No solamente buscan al asesino, sino también a la mujer que testigos afirman, estaba con el muchacho. Una blusa rasgada da cuenta de ello.
Hay sangre por todas partes, como si el joven se hubiese desangrado y la fuerza bruta del hecho, la haya desparramado en los alrededores. Algunos miembros del cuerpo policial se sintieron descompuestos ante tremendo cuadro.
Todavía falta para el amanecer, pero un uniformado llega corriendo hasta donde están sus jefes. Han dado con la chica. El y su compañero, que se ha quedado con ella. Está a unos quinientos metros, detrás de unos galpones. Totalmente conmocionada, bañada en sangre y con claros signos de haber sido violada.
La noticia estremece a todos.
Sobre todo a la ciudad, con las primeras horas del día.

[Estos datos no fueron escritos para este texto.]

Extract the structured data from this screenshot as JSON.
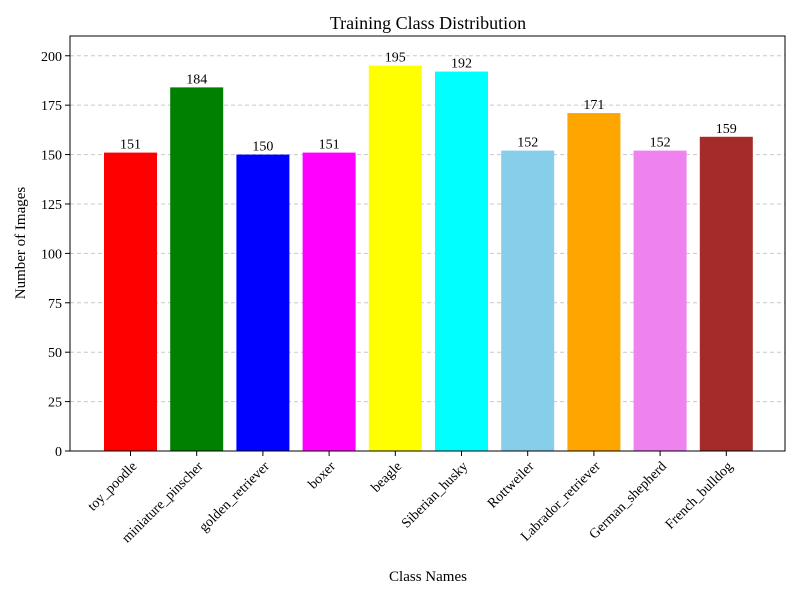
{
  "chart_data": {
    "type": "bar",
    "title": "Training Class Distribution",
    "xlabel": "Class Names",
    "ylabel": "Number of Images",
    "categories": [
      "toy_poodle",
      "miniature_pinscher",
      "golden_retriever",
      "boxer",
      "beagle",
      "Siberian_husky",
      "Rottweiler",
      "Labrador_retriever",
      "German_shepherd",
      "French_bulldog"
    ],
    "values": [
      151,
      184,
      150,
      151,
      195,
      192,
      152,
      171,
      152,
      159
    ],
    "colors": [
      "#ff0000",
      "#008000",
      "#0000ff",
      "#ff00ff",
      "#ffff00",
      "#00ffff",
      "#87ceeb",
      "#ffa500",
      "#ee82ee",
      "#a52a2a"
    ],
    "ylim": [
      0,
      210
    ],
    "yticks": [
      0,
      25,
      50,
      75,
      100,
      125,
      150,
      175,
      200
    ],
    "grid": "y-dashed",
    "legend": "none"
  }
}
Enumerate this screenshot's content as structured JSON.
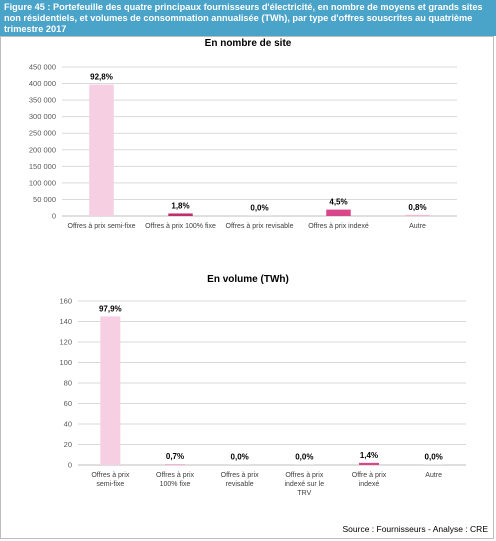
{
  "header": {
    "title": "Figure 45 : Portefeuille des quatre principaux fournisseurs d'électricité, en nombre de moyens et grands sites non résidentiels, et volumes de consommation annualisée (TWh), par type d'offres souscrites au quatrième trimestre 2017"
  },
  "source": "Source : Fournisseurs - Analyse : CRE",
  "chart_data": [
    {
      "type": "bar",
      "title": "En nombre de site",
      "categories": [
        "Offres à prix semi-fixe",
        "Offres à prix 100% fixe",
        "Offres à prix revisable",
        "Offres à prix indexé",
        "Autre"
      ],
      "values": [
        397000,
        7700,
        0,
        19300,
        3400
      ],
      "data_labels": [
        "92,8%",
        "1,8%",
        "0,0%",
        "4,5%",
        "0,8%"
      ],
      "bar_colors": [
        "#f6cfe2",
        "#c0306e",
        "#d9d9d9",
        "#d9478a",
        "#f2b6d0"
      ],
      "y_ticks": [
        "0",
        "50 000",
        "100 000",
        "150 000",
        "200 000",
        "250 000",
        "300 000",
        "350 000",
        "400 000",
        "450 000"
      ],
      "ylim": [
        0,
        450000
      ],
      "grid": true,
      "legend": "none"
    },
    {
      "type": "bar",
      "title": "En volume (TWh)",
      "categories": [
        "Offres à prix semi-fixe",
        "Offres à prix 100% fixe",
        "Offres à prix revisable",
        "Offres à prix indexé sur le TRV",
        "Offre à prix indexé",
        "Autre"
      ],
      "values": [
        145,
        1.0,
        0,
        0,
        2.1,
        0
      ],
      "data_labels": [
        "97,9%",
        "0,7%",
        "0,0%",
        "0,0%",
        "1,4%",
        "0,0%"
      ],
      "bar_colors": [
        "#f6cfe2",
        "#f2b6d0",
        "#d9d9d9",
        "#d9d9d9",
        "#d9478a",
        "#d9d9d9"
      ],
      "y_ticks": [
        "0",
        "20",
        "40",
        "60",
        "80",
        "100",
        "120",
        "140",
        "160"
      ],
      "ylim": [
        0,
        160
      ],
      "grid": true,
      "legend": "none"
    }
  ]
}
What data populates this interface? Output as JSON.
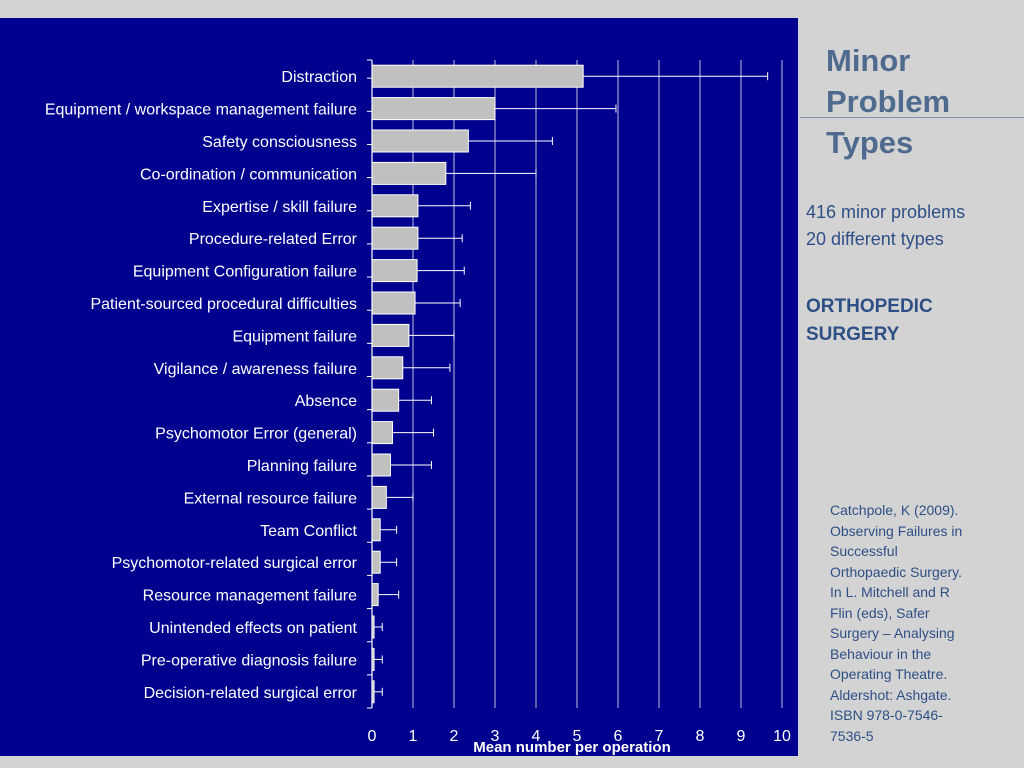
{
  "slide": {
    "title_lines": [
      "Minor",
      "Problem",
      "Types"
    ],
    "stat_lines": [
      "416 minor problems",
      "20 different types"
    ],
    "surgery_lines": [
      "ORTHOPEDIC",
      "SURGERY"
    ],
    "citation_lines": [
      "Catchpole, K (2009).",
      "Observing Failures in",
      "Successful",
      "Orthopaedic Surgery.",
      "In L. Mitchell and R",
      "Flin (eds), Safer",
      "Surgery – Analysing",
      "Behaviour in the",
      "Operating Theatre.",
      "Aldershot: Ashgate.",
      "ISBN 978-0-7546-",
      "7536-5"
    ]
  },
  "colors": {
    "panel_background": "#00008e",
    "bar_fill": "#c0c0c0",
    "grid": "#ffffff",
    "slide_background": "#d3d3d3",
    "title_text": "#4f6a8f",
    "body_text": "#2e4f86"
  },
  "chart_data": {
    "type": "bar",
    "orientation": "horizontal",
    "title": "",
    "xlabel": "Mean number per operation",
    "ylabel": "",
    "xlim": [
      0,
      10
    ],
    "xticks": [
      0,
      1,
      2,
      3,
      4,
      5,
      6,
      7,
      8,
      9,
      10
    ],
    "grid": true,
    "error_bars": true,
    "categories": [
      "Distraction",
      "Equipment / workspace management failure",
      "Safety consciousness",
      "Co-ordination / communication",
      "Expertise / skill failure",
      "Procedure-related Error",
      "Equipment Configuration failure",
      "Patient-sourced procedural difficulties",
      "Equipment failure",
      "Vigilance / awareness failure",
      "Absence",
      "Psychomotor Error (general)",
      "Planning failure",
      "External resource failure",
      "Team Conflict",
      "Psychomotor-related surgical error",
      "Resource management failure",
      "Unintended effects on patient",
      "Pre-operative diagnosis failure",
      "Decision-related surgical error"
    ],
    "values": [
      5.15,
      3.0,
      2.35,
      1.8,
      1.12,
      1.12,
      1.1,
      1.05,
      0.9,
      0.75,
      0.65,
      0.5,
      0.45,
      0.35,
      0.2,
      0.2,
      0.15,
      0.05,
      0.05,
      0.05
    ],
    "error_upper": [
      9.65,
      5.95,
      4.4,
      4.0,
      2.4,
      2.2,
      2.25,
      2.15,
      2.0,
      1.9,
      1.45,
      1.5,
      1.45,
      1.0,
      0.6,
      0.6,
      0.65,
      0.25,
      0.25,
      0.25
    ]
  }
}
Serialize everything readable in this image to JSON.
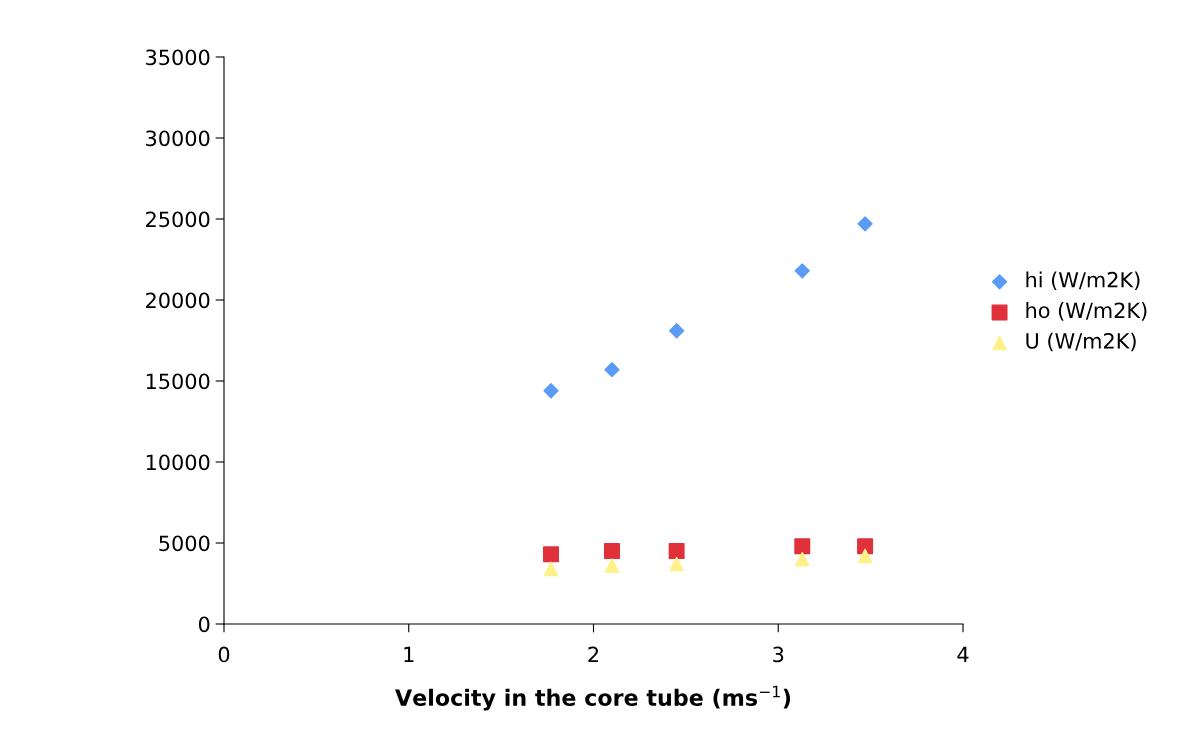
{
  "chart_data": {
    "type": "scatter",
    "xlabel": "Velocity in the core tube (ms$^{−1}$)",
    "x": [
      1.77,
      2.1,
      2.45,
      3.13,
      3.47
    ],
    "series": [
      {
        "name": "hi (W/m2K)",
        "color": "#5b9bf5",
        "marker": "diamond",
        "values": [
          14400,
          15700,
          18100,
          21800,
          24700
        ]
      },
      {
        "name": "ho (W/m2K)",
        "color": "#e0303a",
        "marker": "square",
        "values": [
          4300,
          4500,
          4500,
          4800,
          4800
        ]
      },
      {
        "name": "U (W/m2K)",
        "color": "#fff08a",
        "marker": "triangle",
        "values": [
          3400,
          3600,
          3700,
          4000,
          4200
        ]
      }
    ],
    "xlim": [
      0,
      4
    ],
    "xticks": [
      0,
      1,
      2,
      3,
      4
    ],
    "ylim": [
      0,
      35000
    ],
    "yticks": [
      0,
      5000,
      10000,
      15000,
      20000,
      25000,
      30000,
      35000
    ],
    "grid": false,
    "legend": "right"
  }
}
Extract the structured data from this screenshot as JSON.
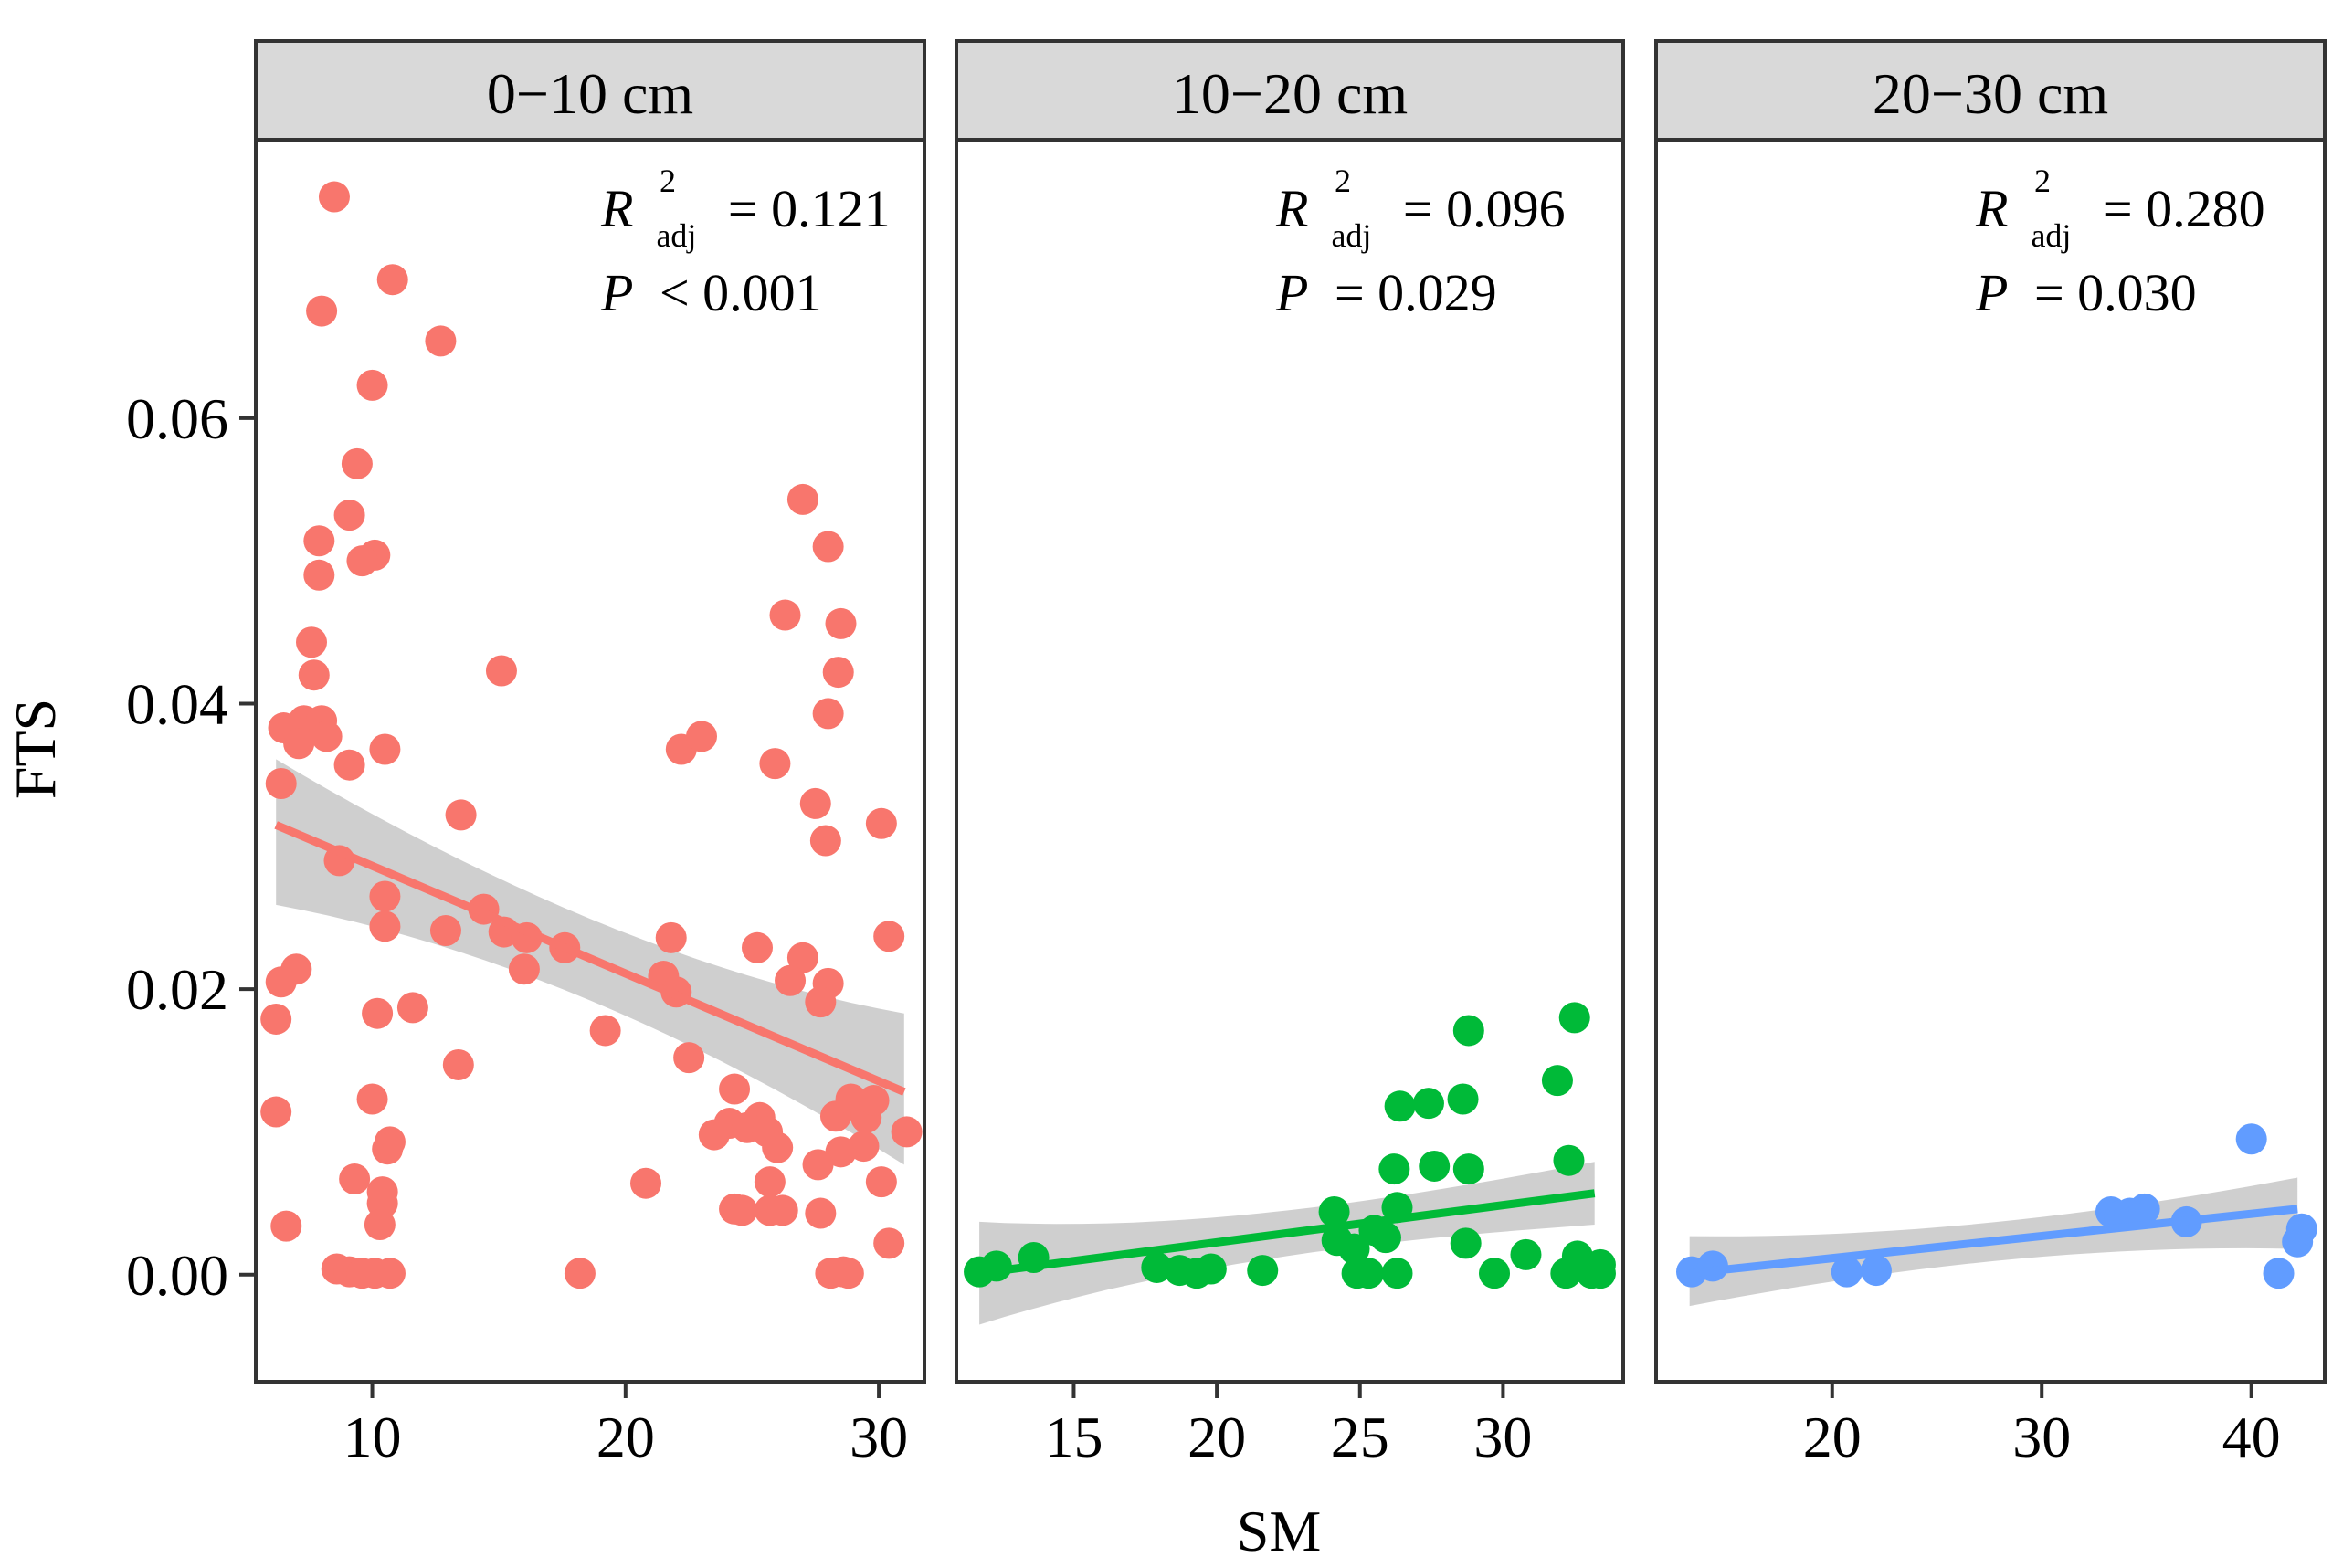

No faltan los comentarios, las hipótesis, las exageraciones, que sin embargo en este caso se quedan cortas.
Y tampoco, el recuerdo de los más viejos y ese paralelo aterrador con una antigua historia que sus abuelos contaban, de un hecho acontecido unos cien años antes, en el mismo lugar, donde, decían los pobladores de aquella Villa Constitución de chacras y campos, un demonio había asesinado a un joven y violado a su novia, que años después, seguramente perseguida por los fantasmas de aquella noche, había terminado suicidándose.
Pero las viejas historias fueron desechadas de inmediato, catalogadas de cuentos de aparecidos. La ciudad se transformó en cómplice del silencio. Toda ciudad lo es, sepultando lo que cree ajeno a lo racional y cotidiano.


Este relato formó parte de Caricias de Verano 2011, la propuesta literaria online de Leandro Puntín, junto a obras de otros escritores. Desde ya, el agradecimiento para este talentoso escritor entrerríano, por la invitación por segundo año consecutivo a esta gran propuesta de textos de "sexo, sangre y arena".

4 comentarios:

SIL dijo...

No repito comentario para no aburrir.

Como ya lo había dejado en CARICIAS, sos un grande

;D


Abrazo gigante, Netuzz

SIL

mariarosa dijo...

He quedado impresionada.
La idea del cuento es muy buena, original, pero tu forma de narrar merece un elogio a parte. Vas llevando al lector por caminos impresonantes, pero con una elegancia que para mí, es poesía pura. Tus formas de relatar el pueblo, el río, la locura, tiene vuelo poetico. Querido muchacho, te dejo mi admiración y aplauso.

mariarosa

Anónimo dijo...

vamos, es que yo de elogios, ya te he de tener cansada y hasta he de sonar exagerada y barbera, pero es que de verdad no ha existido aun el cuento que diga.. mmmm le falto al Neto, al contario, siempre me sorprendes un poco mas gratamente.

un hecho tragico en tu pluma se convierte en magico. esta conmovedora y llegadora.. me gusto, me gusto!.

felicidades por esa invitacion que no dudo te seguiran lloviendo porque aqui hay talento!


un besote mi Neto

Netomancia dijo...

Gracias Sil!!! No repito el agradecimiento tampoco ja! Saludos!

Doña Maríarosa, palabras cálidas que se agradecen. Me alegro que le guste el ritmo y las formas. Saludos!!!

Sonia, gracias y más gracias. Es una alegría que a pesar que me lees hace tanto tiempo, aún te sorprenda. Saludos!!!